As shown in Problem 5.14 , the symmetry group for a finite 1D periodic lattice having cyclic boundary conditions with \(N\) periods between boundaries is the cyclic group of order \(N\), with irreps of the form

\[\Gamma^{(p)}=e^{2 \pi i p / N}(p=1,2,3, \ldots, N) .\]

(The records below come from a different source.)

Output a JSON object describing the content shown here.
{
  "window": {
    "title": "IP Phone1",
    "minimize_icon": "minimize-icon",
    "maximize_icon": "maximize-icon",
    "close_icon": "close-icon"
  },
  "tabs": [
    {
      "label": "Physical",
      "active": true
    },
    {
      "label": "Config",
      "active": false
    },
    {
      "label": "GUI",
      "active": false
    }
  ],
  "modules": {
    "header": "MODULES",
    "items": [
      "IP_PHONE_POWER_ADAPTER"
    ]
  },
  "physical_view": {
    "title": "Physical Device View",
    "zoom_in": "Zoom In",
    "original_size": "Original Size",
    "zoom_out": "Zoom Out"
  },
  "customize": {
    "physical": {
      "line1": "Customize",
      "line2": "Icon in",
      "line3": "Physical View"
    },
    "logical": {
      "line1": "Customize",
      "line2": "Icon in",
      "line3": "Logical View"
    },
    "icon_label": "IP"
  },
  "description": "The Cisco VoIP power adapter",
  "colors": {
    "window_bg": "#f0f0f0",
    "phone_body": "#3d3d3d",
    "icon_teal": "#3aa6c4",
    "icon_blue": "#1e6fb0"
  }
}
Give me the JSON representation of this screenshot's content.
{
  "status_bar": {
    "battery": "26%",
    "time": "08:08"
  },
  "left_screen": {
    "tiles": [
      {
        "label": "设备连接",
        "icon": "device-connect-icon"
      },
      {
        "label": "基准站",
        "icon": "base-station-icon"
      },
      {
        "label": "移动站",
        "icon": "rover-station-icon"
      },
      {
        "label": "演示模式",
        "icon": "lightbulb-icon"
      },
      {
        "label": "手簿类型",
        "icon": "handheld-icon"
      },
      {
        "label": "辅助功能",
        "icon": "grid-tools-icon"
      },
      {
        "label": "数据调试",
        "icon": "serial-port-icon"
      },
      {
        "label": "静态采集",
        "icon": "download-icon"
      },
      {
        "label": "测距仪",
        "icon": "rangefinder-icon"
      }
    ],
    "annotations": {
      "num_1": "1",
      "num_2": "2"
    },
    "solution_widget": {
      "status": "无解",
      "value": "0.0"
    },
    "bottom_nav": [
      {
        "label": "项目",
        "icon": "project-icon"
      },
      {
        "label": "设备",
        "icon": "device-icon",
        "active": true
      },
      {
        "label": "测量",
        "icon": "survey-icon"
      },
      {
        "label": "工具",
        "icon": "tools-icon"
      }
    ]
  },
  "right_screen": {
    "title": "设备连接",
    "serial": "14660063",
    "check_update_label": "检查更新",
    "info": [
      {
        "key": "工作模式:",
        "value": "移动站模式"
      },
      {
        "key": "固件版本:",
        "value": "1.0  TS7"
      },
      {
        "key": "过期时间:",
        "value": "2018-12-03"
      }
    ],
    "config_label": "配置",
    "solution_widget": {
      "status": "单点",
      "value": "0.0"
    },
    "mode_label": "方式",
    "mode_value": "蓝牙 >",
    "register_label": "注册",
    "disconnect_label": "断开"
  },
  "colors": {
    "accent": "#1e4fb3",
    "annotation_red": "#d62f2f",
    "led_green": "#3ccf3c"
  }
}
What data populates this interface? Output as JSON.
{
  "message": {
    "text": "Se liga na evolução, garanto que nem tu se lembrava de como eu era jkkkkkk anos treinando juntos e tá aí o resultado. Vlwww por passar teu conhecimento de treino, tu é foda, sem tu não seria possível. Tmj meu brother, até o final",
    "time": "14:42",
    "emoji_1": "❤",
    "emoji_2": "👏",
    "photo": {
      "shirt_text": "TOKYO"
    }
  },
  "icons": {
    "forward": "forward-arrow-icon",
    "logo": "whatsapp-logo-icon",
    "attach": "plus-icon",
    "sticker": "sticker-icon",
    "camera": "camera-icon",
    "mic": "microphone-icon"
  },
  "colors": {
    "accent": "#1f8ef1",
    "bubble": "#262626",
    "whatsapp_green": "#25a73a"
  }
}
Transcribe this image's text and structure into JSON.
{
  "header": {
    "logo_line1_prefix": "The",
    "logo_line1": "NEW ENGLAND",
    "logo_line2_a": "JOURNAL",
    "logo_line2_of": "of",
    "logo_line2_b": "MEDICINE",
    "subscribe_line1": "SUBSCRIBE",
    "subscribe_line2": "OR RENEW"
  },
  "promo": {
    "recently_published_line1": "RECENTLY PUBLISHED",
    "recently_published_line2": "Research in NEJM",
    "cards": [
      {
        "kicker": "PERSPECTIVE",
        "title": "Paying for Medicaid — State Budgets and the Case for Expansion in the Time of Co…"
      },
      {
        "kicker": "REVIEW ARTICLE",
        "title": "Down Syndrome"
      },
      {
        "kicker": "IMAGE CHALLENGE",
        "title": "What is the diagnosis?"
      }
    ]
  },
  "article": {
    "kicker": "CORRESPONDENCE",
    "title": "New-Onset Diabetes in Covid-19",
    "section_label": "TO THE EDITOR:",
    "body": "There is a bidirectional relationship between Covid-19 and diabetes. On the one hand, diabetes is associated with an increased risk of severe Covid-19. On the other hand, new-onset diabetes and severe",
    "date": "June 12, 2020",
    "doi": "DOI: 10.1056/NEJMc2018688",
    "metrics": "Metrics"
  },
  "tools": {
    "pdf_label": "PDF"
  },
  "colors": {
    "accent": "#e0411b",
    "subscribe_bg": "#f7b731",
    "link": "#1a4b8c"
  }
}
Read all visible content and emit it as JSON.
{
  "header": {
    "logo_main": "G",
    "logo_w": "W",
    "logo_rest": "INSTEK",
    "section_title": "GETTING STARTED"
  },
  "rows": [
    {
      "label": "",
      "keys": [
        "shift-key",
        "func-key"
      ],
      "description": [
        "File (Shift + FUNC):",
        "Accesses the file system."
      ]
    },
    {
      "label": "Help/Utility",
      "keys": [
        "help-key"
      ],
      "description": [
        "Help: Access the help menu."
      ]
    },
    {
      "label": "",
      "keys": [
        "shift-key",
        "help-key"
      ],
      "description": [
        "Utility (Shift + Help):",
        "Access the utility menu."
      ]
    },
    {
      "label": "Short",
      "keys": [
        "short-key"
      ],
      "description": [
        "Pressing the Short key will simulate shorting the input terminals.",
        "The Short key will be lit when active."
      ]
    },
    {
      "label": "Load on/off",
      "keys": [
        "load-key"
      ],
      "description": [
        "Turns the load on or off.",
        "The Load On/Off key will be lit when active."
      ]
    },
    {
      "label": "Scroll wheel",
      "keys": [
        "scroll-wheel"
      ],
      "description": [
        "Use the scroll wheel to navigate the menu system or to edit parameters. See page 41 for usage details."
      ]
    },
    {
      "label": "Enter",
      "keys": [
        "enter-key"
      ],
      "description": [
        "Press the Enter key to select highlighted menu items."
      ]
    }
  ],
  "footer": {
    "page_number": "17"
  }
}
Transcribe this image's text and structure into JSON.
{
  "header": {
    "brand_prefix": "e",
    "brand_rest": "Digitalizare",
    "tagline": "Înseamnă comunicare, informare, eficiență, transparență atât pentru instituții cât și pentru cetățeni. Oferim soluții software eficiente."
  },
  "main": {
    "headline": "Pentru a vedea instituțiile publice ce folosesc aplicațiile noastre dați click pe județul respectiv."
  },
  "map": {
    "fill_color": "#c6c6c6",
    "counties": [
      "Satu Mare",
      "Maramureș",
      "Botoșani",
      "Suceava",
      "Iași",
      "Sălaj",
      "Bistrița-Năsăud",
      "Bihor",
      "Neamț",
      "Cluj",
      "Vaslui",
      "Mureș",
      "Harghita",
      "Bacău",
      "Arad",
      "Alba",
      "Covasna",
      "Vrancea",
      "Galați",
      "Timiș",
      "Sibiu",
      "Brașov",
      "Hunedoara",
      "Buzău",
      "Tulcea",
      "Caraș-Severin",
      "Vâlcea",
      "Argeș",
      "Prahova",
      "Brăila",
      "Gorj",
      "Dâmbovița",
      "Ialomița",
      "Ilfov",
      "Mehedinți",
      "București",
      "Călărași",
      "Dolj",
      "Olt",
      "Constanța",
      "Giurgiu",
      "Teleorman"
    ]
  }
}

Show that if the total length of the finite 1D lattice is \(L=a N\), wavefunctions defined on the lattice obey \(\psi_{k}(x+a)=e^{i k a} \psi_{k}(x)\), or equivalently \(\psi_{k}(x)=u_{k}(x)\), where \(u_{k}(x)\) is periodic, \(u_{k}(x)=u_{k}(x+a)\), and \(k \equiv 2 \pi p / L\) is called the crystal momentum. This result is a 1D version of Bloch's theorem, described in Section 5.4 .

Data from Problem  5.14

If cyclic boundary conditions are imposed on a periodic 1D lattice by identifying the two ends with \(N\) cycles between the boundaries, the translation group becomes a cyclic group of order \(N\). Show that the irreps of this group are of the form \[\Gamma^{(p)}(C)=e^{2 \pi i p / N}(p=1,2,3, \ldots, N),\]
where \(C\) denotes group elements. Hint: Elements of the cyclic group of order \(N\) are \(C_{1}=c, C_{2}=c^{2}, C_{3}=c^{3}, \ldots, C_{N}=c^{N}=1\), because of the closure condition \(C_{N}=1\), where 1 is the group identity. Thus the group is abelian and irreps are 1D and labeled by complex numbers.